6. Don’t Make Eye Contact
Will we miss people awkwardly trying not to look at each other in a waiting room? That’s an excellent question. Much like the uncomfortable space inside an elevator, a waiting room is another place where people used to desperately try not to make eye contact with each other. Nowadays, people are so glued to their phones that it relieves a lot of social anxiety that people used to feel.
Someone who might be Gen X retorted, “They’ve had newspapers and magazines for that since long before cell phones.”
Multiplayer games have taken a quantum leap in graphics and speed, but a gamer Millennial can’t help but miss the old style of multiplayer gaming.
Unless LAN parties make a comeback for some unknowable reason, they will be lost in the rearview mirror of time. Group gaming has a component of fun that you can’t get with online multiplayer or through a chat program.
The gamer reminisced about some of the most fun things about LAN parties, one of which was hearing a scream of outrage from another room after you killed someone in the game while you were playing Halo. There’s nothing quite like it.
8. Bury Me Not
Perhaps it’s not the cheeriest subject, but that time will come for us all eventually. What ritual could be interred with the Millennial generation? Burials. There is a movement born and nurtured by alternative morticians to find a more Earth-friendly and less costly way to dispose of people’s remains.
It has grown over the years since the mid-aughts. It seeks to bring back traditional forms of burial with green funerals and home funerals to avoid using harsh embalming chemicals and staging expensive public ceremonies.

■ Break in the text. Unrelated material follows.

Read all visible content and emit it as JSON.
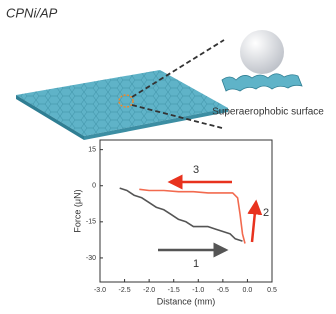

On a lighter note, or maybe not, this Millennial stated, “When I’m dead, throw me in the trash.” A different user groaned, “Great, now I need a subscription for death.”
9. Is A House A Home?
Casually mentioning that you belong to House Stark or House Targaryen has happened recently, but the fear here is that claiming to be a member of a fictional house might stop when Millennials have shuffled off this mortal coil. For example, an adult Harry Potter fan said, “I saw a kid wearing a Ravenclaw t-shirt, and I almost went, ‘Oh heck yeah, Ravenclaw!’ Then I remembered I was thirty and didn’t need to talk to random children.”
10. On A More Serious Note
The 9/11 Attack was one of the most tragic events in US history, but it happened over 20 years ago. Unfortunately, many users commenting on the thread were children when it happened or were born after the tragedy and have no memory of their own about it.
The particularly terrible memory that comes with having lived through the event and watching it on TV isn’t something that Gen Z understands. To them, it happened to other people, and they don’t feel as strongly as older generations.
Some forum members were children when the attacks occurred and shared memories of watching the Towers fall live on television or from rooftops in New Jersey. Others shared memories of family members they worried about or who assisted victims and city dwellers on that day and didn’t come home for a while.
Contrast the Millennial reaction with one from Gen Z, where Covid is a more recent tragedy. “At least for me, 9/11 is such a blip in the history of bad things that have happened during my life that it’s hard for me to care about it anymore, but around four thousand people died. More people died from Covid in a single day many times in the last couple of years, and over a million have been killed in the US overall.”